Demidenko and Stukel (2005) describe leverage for mixed (hierarchical) linear models as being the sum of two components, a leverage associated with the fixed (H_1) and a leverage associated with the random effects (H_2) where

H_1 = X (X^\prime V^{-1} X)^{-1} X^\prime V^{-1}

and

H_2 = ZDZ^{\prime} V^{-1} (I - H_1)

Nobre and Singer (2011) propose using

H_2^* = ZDZ^{\prime}

as the random effects leverage as it does not rely on the fixed effects.
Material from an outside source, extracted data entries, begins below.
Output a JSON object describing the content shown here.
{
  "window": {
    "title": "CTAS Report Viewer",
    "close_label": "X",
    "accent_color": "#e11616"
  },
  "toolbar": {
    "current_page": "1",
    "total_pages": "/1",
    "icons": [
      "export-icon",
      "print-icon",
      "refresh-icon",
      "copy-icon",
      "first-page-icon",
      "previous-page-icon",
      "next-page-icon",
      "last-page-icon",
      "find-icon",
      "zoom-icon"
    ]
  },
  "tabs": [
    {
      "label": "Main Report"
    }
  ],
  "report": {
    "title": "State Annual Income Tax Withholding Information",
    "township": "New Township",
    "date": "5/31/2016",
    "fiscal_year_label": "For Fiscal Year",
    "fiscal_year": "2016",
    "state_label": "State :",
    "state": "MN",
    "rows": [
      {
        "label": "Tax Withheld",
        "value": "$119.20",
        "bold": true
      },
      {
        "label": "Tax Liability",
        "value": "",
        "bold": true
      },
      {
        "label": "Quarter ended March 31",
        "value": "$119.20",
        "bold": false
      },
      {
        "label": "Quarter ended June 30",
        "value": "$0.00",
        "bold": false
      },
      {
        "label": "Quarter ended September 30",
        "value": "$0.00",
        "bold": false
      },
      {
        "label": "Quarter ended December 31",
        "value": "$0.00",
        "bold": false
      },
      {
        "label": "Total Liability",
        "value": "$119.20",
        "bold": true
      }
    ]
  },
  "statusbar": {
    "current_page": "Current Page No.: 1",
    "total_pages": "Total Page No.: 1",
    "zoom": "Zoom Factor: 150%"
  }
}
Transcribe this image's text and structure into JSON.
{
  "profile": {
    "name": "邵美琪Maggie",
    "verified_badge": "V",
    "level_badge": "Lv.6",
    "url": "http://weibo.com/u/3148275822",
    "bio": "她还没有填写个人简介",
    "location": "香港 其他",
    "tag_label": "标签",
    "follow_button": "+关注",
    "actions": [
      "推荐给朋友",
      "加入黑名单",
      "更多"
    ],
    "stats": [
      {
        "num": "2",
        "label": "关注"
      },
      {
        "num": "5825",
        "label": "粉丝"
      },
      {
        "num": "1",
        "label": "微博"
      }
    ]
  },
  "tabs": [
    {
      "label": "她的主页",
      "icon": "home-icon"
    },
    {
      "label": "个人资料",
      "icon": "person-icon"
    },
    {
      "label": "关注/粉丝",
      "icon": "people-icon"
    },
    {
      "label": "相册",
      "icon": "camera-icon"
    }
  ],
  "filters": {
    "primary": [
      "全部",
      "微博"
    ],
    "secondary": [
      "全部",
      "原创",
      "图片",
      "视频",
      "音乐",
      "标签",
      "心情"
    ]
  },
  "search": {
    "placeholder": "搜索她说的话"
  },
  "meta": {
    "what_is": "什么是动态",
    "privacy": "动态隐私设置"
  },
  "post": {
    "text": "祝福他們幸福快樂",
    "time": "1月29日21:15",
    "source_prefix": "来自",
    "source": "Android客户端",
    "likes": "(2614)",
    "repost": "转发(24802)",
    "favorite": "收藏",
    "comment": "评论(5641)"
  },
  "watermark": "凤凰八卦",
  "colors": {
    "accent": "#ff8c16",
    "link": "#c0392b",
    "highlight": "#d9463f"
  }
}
For individual observations leverage uses the diagonal elements of the above matrices as the measure of leverage. For higher-level units, leverage uses the mean trace of the above matrices associated with each higher-level unit.

Value

leverage returns a data frame with the following columns:

overall

The overall leverage, i.e. H = H_1 + H_2.

fixef

The leverage corresponding to the fixed effects.

ranef

The leverage corresponding to the random effects proposed by Demidenko and Stukel (2005).

ranef.uc

The (unconfounded) leverage corresponding to the random effects proposed by Nobre and Singer (2011).

Author(s)

Adam Loy loyad01@gmail.com

References

Demidenko, E., & Stukel, T. A. (2005) Influence analysis for linear mixed-effects models. Statistics in Medicine, 24(6), 893–909.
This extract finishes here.